Breaking with other Virginia federal judges who have considered the issue, Roanoke U.S. District Judge Samuel Wilson has decided the stricter “plausibility” standard used to judge civil complaints does not apply to affirmative defenses.

The ruling may be cold comfort for a defendant in a contract dispute case where Wilson tossed the party’s counterclaims and most of its affirmative defenses. Nevertheless, Wilson says there is a reason not to weigh affirmative defenses on the same scale as a plaintiff’s claims.

“Knowledge at the pleading stage is often asymmetrical, disproportionately favoring the pleading of a claim by a plaintiff who has had the opportunity to time its filing.
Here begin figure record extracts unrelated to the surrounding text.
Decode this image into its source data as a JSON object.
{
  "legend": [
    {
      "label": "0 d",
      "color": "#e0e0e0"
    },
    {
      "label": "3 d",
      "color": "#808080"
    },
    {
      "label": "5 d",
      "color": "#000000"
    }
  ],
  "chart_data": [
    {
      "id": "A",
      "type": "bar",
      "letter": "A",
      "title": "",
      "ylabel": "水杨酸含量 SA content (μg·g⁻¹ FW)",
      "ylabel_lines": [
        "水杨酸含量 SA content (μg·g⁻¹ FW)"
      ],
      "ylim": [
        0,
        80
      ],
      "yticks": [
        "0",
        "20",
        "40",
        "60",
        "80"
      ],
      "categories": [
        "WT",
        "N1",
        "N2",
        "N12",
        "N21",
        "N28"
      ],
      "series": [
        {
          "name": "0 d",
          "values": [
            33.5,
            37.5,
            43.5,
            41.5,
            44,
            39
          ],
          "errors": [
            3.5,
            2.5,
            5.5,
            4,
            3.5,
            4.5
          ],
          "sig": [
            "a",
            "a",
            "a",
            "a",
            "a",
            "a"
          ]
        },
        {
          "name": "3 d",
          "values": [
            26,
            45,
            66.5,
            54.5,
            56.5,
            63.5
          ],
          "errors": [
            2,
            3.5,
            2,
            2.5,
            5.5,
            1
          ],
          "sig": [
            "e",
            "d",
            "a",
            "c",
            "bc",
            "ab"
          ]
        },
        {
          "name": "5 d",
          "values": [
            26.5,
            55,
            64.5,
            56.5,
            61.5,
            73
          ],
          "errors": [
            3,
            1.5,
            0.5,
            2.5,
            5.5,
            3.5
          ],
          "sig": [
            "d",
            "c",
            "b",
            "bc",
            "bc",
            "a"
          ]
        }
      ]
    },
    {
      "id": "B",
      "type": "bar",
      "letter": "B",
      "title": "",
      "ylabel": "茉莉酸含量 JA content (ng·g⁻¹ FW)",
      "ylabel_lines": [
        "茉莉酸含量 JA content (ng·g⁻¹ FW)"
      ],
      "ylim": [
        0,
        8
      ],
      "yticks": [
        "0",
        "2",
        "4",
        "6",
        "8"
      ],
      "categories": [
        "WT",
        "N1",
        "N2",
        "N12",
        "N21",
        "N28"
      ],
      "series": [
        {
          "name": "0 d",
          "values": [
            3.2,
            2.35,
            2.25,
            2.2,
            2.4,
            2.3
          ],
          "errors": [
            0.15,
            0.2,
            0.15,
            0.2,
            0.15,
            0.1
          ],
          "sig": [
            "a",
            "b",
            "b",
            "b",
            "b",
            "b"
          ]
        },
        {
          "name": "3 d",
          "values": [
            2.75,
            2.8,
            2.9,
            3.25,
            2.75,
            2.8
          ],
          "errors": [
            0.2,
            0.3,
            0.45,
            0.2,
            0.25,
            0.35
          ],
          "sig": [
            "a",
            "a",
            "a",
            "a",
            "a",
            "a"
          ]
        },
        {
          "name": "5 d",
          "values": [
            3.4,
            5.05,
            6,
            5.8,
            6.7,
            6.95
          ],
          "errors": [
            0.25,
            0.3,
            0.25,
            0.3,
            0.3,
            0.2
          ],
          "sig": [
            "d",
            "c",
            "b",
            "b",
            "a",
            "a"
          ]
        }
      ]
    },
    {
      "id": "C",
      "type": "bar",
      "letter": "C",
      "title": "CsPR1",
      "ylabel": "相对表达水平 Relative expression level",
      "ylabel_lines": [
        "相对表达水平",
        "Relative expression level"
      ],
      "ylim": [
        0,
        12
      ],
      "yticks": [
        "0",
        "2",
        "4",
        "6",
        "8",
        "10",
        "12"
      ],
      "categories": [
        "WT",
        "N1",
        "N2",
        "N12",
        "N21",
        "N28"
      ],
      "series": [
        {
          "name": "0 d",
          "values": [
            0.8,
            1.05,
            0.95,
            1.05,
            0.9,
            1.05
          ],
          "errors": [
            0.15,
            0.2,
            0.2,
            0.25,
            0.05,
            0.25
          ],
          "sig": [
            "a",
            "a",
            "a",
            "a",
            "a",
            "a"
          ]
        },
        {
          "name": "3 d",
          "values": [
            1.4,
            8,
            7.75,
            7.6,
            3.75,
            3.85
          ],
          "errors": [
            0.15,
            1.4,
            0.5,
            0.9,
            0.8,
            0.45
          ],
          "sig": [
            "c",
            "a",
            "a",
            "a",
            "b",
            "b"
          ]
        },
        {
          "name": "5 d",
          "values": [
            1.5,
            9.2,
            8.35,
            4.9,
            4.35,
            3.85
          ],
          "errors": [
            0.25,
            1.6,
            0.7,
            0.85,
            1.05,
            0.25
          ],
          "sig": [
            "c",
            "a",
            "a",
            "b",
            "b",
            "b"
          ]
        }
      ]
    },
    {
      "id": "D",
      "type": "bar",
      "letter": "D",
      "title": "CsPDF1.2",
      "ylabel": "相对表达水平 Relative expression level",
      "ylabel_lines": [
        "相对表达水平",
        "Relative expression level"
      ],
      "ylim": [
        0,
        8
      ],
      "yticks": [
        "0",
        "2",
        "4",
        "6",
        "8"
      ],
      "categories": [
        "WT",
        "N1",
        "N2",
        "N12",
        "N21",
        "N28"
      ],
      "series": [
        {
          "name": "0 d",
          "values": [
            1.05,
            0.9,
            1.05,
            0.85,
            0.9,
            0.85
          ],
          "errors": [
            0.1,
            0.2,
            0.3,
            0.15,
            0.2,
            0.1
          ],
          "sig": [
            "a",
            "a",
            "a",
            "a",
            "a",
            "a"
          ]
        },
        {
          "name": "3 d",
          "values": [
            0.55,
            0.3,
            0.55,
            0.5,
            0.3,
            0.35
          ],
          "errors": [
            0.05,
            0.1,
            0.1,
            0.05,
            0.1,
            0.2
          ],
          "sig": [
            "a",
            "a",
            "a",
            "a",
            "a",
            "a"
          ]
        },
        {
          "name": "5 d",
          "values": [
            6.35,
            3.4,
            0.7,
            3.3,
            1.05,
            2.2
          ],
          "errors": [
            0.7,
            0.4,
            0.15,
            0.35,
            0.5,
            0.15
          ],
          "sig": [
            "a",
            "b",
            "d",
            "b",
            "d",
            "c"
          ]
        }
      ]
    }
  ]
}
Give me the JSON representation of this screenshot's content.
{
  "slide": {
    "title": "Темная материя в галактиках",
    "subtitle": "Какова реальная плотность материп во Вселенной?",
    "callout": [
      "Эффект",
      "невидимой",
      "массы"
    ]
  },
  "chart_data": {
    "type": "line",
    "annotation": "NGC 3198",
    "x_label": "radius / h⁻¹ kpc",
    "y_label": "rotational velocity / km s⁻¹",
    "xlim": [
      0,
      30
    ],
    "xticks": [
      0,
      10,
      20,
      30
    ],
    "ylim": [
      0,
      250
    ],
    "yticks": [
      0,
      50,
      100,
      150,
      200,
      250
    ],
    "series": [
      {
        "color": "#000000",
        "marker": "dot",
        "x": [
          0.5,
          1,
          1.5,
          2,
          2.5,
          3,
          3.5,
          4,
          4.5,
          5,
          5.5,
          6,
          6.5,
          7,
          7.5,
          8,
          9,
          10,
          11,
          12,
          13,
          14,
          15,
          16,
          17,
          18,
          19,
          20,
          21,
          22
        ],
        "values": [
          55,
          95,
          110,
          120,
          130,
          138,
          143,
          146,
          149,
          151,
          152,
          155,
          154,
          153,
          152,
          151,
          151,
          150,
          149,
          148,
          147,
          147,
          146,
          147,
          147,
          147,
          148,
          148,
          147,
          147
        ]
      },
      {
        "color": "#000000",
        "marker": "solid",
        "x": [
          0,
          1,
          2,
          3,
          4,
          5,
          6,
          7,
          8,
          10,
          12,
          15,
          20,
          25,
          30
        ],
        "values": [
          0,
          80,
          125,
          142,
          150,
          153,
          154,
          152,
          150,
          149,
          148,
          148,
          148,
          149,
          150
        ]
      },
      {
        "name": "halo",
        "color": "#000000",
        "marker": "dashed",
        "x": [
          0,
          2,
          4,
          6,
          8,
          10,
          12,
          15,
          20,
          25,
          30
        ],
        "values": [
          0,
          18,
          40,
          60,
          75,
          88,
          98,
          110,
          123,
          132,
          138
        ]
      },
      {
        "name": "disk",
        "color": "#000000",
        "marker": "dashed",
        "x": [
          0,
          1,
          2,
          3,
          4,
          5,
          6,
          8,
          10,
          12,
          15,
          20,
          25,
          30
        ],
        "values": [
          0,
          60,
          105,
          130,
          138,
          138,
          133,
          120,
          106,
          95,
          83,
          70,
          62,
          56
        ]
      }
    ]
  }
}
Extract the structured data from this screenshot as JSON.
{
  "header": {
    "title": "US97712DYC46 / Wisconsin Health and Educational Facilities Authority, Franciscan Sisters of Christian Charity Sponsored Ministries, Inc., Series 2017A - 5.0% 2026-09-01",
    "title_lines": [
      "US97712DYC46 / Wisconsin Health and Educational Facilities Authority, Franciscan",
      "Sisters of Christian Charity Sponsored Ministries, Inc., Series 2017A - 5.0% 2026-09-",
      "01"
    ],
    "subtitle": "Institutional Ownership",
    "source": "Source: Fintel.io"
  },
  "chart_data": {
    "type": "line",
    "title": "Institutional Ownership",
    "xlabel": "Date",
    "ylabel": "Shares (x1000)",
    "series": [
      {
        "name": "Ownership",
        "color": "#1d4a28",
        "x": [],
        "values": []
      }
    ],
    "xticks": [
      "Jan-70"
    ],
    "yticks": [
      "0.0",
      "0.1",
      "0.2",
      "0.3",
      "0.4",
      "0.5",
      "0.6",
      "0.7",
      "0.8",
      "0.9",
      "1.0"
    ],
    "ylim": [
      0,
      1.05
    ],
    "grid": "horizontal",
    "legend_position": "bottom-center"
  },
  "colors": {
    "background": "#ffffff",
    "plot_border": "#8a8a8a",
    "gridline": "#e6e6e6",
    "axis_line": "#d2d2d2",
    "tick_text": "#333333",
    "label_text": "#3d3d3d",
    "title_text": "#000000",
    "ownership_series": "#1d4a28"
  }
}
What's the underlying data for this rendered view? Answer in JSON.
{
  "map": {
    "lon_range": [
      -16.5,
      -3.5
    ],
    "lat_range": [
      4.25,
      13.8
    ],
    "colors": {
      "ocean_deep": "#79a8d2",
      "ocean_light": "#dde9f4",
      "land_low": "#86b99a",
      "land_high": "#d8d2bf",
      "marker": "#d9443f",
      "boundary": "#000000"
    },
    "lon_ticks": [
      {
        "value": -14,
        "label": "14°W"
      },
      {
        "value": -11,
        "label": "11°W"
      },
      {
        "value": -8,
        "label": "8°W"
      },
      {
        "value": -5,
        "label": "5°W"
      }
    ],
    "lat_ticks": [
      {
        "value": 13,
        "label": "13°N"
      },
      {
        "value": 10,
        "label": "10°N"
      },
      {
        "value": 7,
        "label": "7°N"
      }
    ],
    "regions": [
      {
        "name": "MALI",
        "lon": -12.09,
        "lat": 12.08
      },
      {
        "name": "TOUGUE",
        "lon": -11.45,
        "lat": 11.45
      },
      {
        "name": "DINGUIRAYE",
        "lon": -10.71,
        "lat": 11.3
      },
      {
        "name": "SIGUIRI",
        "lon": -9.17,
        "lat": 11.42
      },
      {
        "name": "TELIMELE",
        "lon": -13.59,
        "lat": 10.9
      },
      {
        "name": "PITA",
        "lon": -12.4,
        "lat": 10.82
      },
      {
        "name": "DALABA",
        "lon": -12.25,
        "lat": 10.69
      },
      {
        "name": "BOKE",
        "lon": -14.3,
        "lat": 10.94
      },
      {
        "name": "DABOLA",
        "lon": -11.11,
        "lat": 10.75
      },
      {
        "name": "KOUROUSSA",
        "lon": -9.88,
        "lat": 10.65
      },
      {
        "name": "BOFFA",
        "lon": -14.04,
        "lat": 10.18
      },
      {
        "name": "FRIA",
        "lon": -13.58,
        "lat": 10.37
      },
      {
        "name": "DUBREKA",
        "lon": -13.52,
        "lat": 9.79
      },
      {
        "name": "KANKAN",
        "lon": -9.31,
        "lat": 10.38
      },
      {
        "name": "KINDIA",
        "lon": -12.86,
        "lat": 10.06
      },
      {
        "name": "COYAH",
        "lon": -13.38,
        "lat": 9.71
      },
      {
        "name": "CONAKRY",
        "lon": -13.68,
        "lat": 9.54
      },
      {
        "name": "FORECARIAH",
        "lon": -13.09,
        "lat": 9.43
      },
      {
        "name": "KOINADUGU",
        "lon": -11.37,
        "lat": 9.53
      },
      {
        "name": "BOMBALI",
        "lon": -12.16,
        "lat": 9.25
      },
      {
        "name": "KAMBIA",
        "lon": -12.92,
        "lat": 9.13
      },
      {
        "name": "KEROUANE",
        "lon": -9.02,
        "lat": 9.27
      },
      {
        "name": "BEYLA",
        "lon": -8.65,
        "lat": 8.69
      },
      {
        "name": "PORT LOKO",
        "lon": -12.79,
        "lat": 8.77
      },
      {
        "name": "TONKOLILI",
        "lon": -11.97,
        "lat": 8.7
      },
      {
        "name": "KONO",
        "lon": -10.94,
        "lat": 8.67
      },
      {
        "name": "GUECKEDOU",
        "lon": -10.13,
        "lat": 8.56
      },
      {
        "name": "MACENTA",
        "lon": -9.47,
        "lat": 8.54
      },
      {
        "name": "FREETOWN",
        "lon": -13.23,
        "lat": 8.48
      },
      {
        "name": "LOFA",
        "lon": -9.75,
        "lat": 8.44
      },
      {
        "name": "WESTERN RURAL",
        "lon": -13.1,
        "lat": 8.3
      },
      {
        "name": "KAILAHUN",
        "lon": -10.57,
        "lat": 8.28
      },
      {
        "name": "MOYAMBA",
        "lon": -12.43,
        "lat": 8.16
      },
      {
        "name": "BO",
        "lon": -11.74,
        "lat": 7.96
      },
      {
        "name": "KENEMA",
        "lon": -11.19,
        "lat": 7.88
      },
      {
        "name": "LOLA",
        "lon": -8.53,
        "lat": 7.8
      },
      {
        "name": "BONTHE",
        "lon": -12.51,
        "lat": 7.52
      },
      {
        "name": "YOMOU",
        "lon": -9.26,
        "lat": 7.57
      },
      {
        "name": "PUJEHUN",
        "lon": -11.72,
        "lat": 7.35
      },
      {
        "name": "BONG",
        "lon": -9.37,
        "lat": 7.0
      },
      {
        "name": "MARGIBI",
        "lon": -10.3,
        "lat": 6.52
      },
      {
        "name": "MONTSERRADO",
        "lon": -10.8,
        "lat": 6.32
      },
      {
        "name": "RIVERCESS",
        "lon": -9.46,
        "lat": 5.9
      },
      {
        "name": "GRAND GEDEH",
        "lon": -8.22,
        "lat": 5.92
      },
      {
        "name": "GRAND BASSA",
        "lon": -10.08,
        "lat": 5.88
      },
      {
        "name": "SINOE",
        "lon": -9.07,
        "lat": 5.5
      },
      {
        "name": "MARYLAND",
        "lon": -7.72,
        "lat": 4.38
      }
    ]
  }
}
While the plaintiff often can conduct an investigation before filing the complaint to ensure its allegations are adequately supported, the defendant must respond quickly after being served,” Wilson wrote.

Nevertheless, affirmative defenses still are subject to scrutiny under Rules 11 and 12 of the Federal Rules of Civil Procedure, Wilson said. In the case at hand, Wilson found only two of the defendant’s 19 affirmative defenses to  be “contextually comprehensible” so as to survive a motion to strike.

As VLW reported this summer, two U.S. magistrate judges from both the Eastern and Western Districts have held that the Twombly-Iqbal pleading standard applies with equal force to affirmative defenses.